There are two kinds of people in this world: those who adore Big Trouble in Little China, and deluded, misguided souls who make me sad. John Carpenter’s semi-satirical wuxia mash-up tanked upon its initial release, but found a new audience (as so many 80s films did) on home video. It is currently hailed as one of the cornerstones of Western civilization, thanks to a cunning twist on hero-sidekick dynamics; terrific fight choreography from the late, great Kenny Endoso; the signature role of show-biz warrior James Hong; a thick helping of Carpenter’s signature iconoclasm… and Kurt Russell’s inappropriately overconfident holy fool. Big Trouble in Little China opened today in 1986.

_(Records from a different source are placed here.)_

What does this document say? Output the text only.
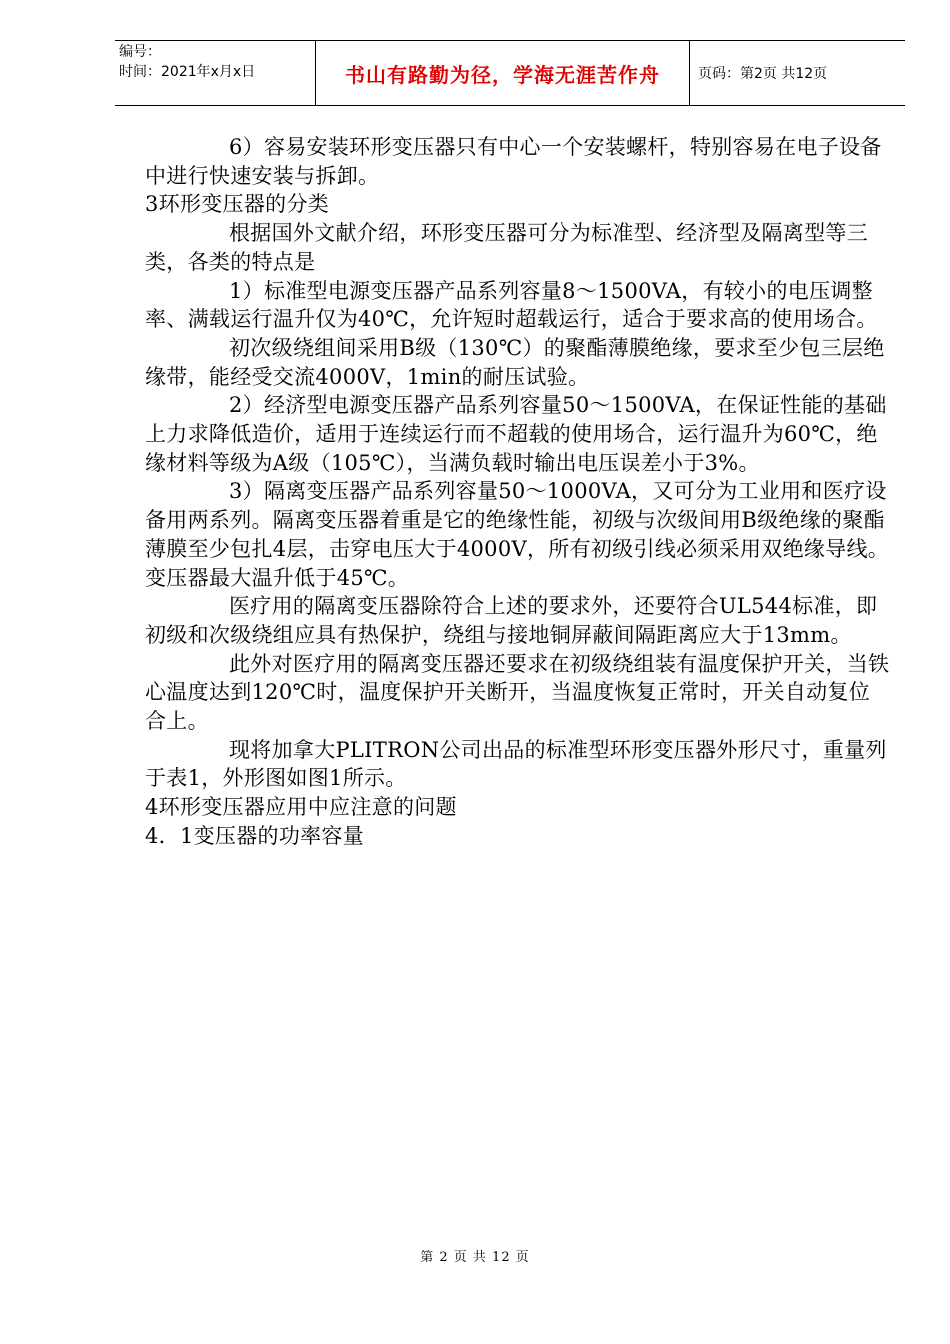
编号：
时间：2021年x月x日	书山有路勤为径，学海无涯苦作舟	页码：第2页 共12页

6）容易安装环形变压器只有中心一个安装螺杆，特别容易在电子设备中进行快速安装与拆卸。

3环形变压器的分类

根据国外文献介绍，环形变压器可分为标准型、经济型及隔离型等三类，各类的特点是

1）标准型电源变压器产品系列容量8～1500VA，有较小的电压调整率、满载运行温升仅为40℃，允许短时超载运行，适合于要求高的使用场合。

初次级绕组间采用B级（130℃）的聚酯薄膜绝缘，要求至少包三层绝缘带，能经受交流4000V，1min的耐压试验。

2）经济型电源变压器产品系列容量50～1500VA，在保证性能的基础上力求降低造价，适用于连续运行而不超载的使用场合，运行温升为60℃，绝缘材料等级为A级（105℃），当满负载时输出电压误差小于3%。

3）隔离变压器产品系列容量50～1000VA，又可分为工业用和医疗设备用两系列。隔离变压器着重是它的绝缘性能，初级与次级间用B级绝缘的聚酯薄膜至少包扎4层，击穿电压大于4000V，所有初级引线必须采用双绝缘导线。变压器最大温升低于45℃。

医疗用的隔离变压器除符合上述的要求外，还要符合UL544标准，即初级和次级绕组应具有热保护，绕组与接地铜屏蔽间隔距离应大于13mm。

此外对医疗用的隔离变压器还要求在初级绕组装有温度保护开关，当铁心温度达到120℃时，温度保护开关断开，当温度恢复正常时，开关自动复位合上。

现将加拿大PLITRON公司出品的标准型环形变压器外形尺寸，重量列于表1，外形图如图1所示。

4环形变压器应用中应注意的问题

4．1变压器的功率容量

第 2 页 共 12 页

The second and third entries today are both very different and both opened on the exact same day. The Sons of Katie Elder may not be quite as high up the John Wayne pantheon as Stagecoach or The Searchers, but the story of four brothers who return home to avenge the death of their mother comes amid a late-career surge from the Duke that is not lightly dismissed.
If you need something lighter, there’s The Great Race, Blake Edwards’ glorious goof on the early days of motor racing that I confess remains a secret pleasure. Jack Lemmon’s Professor Fate has been a long-time favorite in more ways than one, and when arrayed against Tony Curtis’s irritatingly perfect Great Leslie and Natalie Wood’s earnestly crusading suffragette, his trials and travails have the whiff of slapstick genius to them. Oh yeah, there’s a pie fight too!
Both The Great Race and The Sons of Katie Elder opened today in 1965. Push the button, Max.